Es la primera vez que llego al edificio donde vive mi
analista y nadie me da pelota. Parezco el hombre invisible. El puestero de las
flores, después de atar mi bici a su puesto, ni siquiera me vino a vender el
ramo marchito. Tanto él como los pibes de las macetitas, el sereno del garaje
de la vereda de enfrente, el tipo que pide monedas en la puerta del Carrefour,
el encargado del kiosco, más los paseantes ocasionales miran al portal del
edificio donde vive mi analista. Ahí, montado al escalón, esta parada una mujer
de no menos de un metro ochenta, de pelo rubio encendido que le cae como lava
hasta la mitad de la espalda. Lleva puesto un vestido que resalta las de por sí
sobresaltonas tetas y que favorece el lucimiento de una figura escultural.
A lado de la mujer está, manguereando la vereda, con
impronta de patrón de estancia, Adolfo, el portero del edificio donde vive mi
analista. El tipo tiene los mofletes enrojecidos y, debajo del bigote, asoma
una cuasi sonrisa de labios lúbricos.
No quiero alterar el momento que se está viviendo, me
siento afuera de lo que está pasando, y no me jode. A pasos de algodón, voy
derecho al portero eléctrico, con actitud de hagan de cuenta que no estoy.
“A vos te hace falta un poco de esto”, me dice Adolfo
y con la mano izquierda señala a la mujer, mientas que con la derecha aprieta
la punta de la manguera y el chorro de agua sale recto.
Y me parece de mal gusto que cosifique a la chica,
quien, dicho sea de paso, me guiña un ojo. Para no hacerme cargo y hacerle ver
que para mí “esto” refiere a un objeto, le digo, que no me hace falta una
manguera porque uso un jarrito para mojar. “¡Así que vos mojás con un jarrito”,
dice sonriendo, y contagia a la risa a la chica, mientras afloja la presión del
pulgar derecho en la manguera y el chorro describe una curva lánguida para
caer, dominado por la fuerza de gravedad, al piso. “Mojá con lo que Dios te dio.
Rosaura ya sabe todo, ella te va a dejar blandito como lechoncito recién
amamantado”.
Le clavo la mirada al portero para no ceder a la
tentación de ver las tetas de Rosaura; respiro, me suben los calores al cuello
y nuca, pero el portero de mi analista no me deja hablar, me dice “Papito,
estás en el peor escenario, cargado y
vacío, con inflación y estancamiento a la vez, ¿entendés?”
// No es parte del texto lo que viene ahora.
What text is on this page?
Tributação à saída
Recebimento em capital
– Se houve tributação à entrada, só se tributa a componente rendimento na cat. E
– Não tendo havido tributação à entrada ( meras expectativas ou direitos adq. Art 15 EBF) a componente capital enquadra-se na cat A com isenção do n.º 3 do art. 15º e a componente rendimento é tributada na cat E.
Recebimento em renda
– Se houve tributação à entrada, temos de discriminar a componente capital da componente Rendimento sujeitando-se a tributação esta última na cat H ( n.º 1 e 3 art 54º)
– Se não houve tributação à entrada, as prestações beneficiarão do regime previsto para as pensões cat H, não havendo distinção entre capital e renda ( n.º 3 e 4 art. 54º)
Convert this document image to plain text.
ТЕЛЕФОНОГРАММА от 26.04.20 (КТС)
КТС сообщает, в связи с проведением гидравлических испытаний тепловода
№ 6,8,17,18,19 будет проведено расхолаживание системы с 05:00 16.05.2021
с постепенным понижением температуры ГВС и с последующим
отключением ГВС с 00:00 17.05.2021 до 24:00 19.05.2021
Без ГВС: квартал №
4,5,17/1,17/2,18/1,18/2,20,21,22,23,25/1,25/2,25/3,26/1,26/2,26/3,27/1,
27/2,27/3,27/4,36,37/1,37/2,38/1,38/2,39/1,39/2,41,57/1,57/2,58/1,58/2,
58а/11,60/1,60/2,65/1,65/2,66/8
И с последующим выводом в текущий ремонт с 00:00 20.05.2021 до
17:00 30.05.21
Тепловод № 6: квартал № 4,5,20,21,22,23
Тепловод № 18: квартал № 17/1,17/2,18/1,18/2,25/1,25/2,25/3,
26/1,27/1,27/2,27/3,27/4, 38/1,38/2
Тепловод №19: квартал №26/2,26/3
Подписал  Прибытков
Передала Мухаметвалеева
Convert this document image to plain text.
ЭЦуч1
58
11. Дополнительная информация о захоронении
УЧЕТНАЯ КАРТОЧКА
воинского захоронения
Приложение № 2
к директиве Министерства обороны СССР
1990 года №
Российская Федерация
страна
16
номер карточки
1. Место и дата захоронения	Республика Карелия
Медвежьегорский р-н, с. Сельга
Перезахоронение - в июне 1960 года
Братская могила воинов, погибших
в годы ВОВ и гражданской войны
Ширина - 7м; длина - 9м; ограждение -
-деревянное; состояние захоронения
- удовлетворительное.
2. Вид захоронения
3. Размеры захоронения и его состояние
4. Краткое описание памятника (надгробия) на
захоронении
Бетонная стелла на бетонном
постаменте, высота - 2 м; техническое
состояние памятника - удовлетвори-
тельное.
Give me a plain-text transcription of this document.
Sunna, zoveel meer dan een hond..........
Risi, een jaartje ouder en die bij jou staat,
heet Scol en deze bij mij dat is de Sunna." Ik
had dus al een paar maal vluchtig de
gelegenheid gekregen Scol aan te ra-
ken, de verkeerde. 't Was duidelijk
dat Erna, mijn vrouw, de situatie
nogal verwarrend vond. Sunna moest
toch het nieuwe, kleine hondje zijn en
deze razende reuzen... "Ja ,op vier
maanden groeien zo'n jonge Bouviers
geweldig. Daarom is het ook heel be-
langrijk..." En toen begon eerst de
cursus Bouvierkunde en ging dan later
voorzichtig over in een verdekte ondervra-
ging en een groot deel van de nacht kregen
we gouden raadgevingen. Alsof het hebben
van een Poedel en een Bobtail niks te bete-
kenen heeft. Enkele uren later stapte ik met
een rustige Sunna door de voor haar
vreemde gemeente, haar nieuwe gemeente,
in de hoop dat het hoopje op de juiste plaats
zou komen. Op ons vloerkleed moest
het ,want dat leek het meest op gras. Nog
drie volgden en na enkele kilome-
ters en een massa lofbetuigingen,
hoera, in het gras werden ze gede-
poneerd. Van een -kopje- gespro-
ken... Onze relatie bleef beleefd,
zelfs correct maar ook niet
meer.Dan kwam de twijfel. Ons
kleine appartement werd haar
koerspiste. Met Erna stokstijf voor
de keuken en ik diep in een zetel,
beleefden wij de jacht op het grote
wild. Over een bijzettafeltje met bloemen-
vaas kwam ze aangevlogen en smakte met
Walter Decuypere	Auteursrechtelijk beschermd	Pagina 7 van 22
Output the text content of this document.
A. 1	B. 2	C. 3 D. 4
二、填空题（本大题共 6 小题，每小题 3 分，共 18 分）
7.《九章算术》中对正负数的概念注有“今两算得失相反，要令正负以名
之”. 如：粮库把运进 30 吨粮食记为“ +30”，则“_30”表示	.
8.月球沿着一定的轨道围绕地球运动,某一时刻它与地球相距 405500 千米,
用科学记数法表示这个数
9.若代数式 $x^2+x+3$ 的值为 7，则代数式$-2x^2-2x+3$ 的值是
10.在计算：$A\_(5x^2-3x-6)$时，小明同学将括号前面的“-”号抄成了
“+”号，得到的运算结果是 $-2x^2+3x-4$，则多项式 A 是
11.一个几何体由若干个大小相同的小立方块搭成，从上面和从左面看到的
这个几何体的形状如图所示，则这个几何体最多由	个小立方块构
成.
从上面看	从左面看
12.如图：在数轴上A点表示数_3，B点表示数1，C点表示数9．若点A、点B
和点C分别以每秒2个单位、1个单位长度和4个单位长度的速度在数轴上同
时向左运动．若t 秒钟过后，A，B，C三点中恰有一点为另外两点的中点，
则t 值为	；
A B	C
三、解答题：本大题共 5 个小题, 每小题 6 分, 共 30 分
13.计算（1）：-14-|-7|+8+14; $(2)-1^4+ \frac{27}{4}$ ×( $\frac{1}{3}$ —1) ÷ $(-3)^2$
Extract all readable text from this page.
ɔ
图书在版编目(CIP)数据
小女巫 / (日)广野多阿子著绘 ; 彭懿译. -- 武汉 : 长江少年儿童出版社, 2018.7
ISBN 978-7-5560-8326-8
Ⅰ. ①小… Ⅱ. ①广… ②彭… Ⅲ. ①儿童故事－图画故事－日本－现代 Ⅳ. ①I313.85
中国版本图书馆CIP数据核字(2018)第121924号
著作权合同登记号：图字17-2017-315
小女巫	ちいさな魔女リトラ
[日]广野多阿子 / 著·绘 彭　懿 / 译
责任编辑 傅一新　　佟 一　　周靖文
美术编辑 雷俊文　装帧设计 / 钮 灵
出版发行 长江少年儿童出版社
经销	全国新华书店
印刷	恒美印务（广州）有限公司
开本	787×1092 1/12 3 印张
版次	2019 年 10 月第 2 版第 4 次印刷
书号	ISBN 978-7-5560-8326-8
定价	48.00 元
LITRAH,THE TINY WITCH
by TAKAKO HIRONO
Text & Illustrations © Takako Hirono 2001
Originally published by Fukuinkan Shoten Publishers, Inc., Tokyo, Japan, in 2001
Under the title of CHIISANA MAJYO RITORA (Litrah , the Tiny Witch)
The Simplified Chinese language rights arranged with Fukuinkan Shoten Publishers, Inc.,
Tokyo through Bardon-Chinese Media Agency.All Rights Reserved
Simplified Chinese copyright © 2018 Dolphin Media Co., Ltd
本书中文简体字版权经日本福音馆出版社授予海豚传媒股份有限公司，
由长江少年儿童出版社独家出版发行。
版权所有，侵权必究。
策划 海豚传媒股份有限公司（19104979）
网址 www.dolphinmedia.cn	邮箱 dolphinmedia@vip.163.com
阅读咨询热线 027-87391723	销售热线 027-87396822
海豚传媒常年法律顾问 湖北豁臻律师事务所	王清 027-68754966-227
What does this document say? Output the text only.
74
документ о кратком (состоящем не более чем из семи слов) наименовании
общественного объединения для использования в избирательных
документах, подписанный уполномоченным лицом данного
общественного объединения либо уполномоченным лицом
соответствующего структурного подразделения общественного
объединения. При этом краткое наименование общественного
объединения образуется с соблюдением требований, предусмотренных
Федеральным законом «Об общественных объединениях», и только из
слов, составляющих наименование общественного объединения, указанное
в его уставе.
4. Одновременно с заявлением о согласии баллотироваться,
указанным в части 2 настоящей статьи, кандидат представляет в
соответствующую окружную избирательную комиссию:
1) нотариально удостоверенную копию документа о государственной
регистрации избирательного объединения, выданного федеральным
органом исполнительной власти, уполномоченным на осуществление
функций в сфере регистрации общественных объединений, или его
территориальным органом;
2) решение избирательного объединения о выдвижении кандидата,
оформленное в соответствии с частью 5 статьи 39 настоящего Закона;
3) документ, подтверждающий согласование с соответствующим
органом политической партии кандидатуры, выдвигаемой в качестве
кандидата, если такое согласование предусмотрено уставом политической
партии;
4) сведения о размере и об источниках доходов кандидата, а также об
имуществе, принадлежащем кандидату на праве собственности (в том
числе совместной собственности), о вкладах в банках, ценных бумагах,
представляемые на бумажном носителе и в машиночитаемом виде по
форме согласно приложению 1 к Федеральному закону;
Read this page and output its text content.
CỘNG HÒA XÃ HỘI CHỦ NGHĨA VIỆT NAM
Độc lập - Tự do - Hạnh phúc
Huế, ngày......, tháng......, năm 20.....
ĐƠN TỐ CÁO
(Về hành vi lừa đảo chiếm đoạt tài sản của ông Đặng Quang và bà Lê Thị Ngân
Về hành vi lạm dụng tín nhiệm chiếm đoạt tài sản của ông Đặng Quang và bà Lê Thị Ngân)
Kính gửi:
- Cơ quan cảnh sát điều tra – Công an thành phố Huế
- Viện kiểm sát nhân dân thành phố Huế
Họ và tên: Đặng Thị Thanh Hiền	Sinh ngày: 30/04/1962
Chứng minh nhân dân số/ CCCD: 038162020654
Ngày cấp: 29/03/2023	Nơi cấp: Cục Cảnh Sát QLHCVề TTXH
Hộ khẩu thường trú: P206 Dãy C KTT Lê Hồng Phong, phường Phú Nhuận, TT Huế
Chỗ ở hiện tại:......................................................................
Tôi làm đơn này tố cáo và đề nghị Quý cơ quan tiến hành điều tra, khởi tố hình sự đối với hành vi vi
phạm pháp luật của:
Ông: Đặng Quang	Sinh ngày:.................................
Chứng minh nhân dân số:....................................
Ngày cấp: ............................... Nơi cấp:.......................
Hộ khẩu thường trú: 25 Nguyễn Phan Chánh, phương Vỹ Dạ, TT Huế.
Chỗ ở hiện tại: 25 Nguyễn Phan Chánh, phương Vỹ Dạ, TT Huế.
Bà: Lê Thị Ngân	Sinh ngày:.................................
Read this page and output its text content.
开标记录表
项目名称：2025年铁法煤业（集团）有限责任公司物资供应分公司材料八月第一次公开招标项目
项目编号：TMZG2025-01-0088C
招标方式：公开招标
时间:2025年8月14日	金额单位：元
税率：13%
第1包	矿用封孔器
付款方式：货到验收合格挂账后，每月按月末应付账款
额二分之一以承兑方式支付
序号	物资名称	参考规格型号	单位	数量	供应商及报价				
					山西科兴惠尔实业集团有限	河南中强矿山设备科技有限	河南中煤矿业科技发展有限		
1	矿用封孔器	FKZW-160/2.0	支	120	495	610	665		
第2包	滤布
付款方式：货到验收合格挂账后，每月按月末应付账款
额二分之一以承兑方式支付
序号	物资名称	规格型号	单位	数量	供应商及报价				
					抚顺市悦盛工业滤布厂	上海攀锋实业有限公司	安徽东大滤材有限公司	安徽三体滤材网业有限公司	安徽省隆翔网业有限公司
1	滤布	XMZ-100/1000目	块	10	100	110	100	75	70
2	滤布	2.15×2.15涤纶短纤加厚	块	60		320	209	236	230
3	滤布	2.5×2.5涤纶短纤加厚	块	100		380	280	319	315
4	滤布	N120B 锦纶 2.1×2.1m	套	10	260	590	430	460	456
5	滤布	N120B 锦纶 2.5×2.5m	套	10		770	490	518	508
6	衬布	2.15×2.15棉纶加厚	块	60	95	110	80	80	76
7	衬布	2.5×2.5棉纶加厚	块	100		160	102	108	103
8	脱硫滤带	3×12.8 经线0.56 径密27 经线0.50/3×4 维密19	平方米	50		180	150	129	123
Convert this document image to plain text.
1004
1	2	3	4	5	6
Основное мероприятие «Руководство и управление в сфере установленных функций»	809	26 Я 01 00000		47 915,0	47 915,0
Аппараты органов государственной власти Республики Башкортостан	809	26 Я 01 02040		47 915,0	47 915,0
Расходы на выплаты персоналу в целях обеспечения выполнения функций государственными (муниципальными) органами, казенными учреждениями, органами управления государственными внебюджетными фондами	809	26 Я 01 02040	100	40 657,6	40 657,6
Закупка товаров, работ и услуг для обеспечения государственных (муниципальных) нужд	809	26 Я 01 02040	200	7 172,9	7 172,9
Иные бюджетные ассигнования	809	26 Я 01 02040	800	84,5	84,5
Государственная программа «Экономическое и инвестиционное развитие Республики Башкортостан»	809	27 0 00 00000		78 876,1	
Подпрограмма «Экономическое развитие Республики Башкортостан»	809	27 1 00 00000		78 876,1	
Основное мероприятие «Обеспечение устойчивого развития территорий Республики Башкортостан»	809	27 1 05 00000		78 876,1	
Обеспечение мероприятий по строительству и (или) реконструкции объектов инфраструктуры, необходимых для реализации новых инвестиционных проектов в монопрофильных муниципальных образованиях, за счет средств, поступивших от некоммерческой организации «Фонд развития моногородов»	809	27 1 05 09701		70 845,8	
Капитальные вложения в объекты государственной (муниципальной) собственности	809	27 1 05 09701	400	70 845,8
Me desubica, qué tiene que ver la economía con todo
esto. No voy a perder tiempo, no quiero que se crea que entre Rosaura y yo puede
darse algo. Paso por delante de los dos. Toco timbre. Atiende mi analista y le
digo que subo porque está abierto. Ni en pedo me engancha este hijo de puta con
la mina. Entro al palier. “Juan, te espero acá, hasta que termines la sesión”,
dice Rosaura y me sorprende que sepa mi nombre y su actitud determinada. No quiero que me espere, que me
vean salir de ahí con ella, no sé, ni me interesa meterme en quilombos, acá
vengo a hacer terapia. Para sacármela de encima le digo que más tarde la llamo
para verla. “Lindo, mejor te llamo yo, Adolfito me dio tu celu. Chaucha”. Rosaura
se va y Adolfo aprieta la punta de la manguera, el chorro de agua, recto, va
desde la puerta a la calle. Voy a subir al ascensor y escucho la voz del
portero ¡Vamos macho!”. El tono de la voz le sale como al de un papá orgulloso
que acaba de llevar a debutar al púber. Y me bloqueo, las cuerdas vocales se me
anudan, putearlo es como putear a mi viejo. Mudo, me apuro para entrar al
ascensor, iniciar el camino ascendente, estar fuera de la vista del portero del
edificio donde vive mi analista y pone mi teléfono celular en modo de silencio.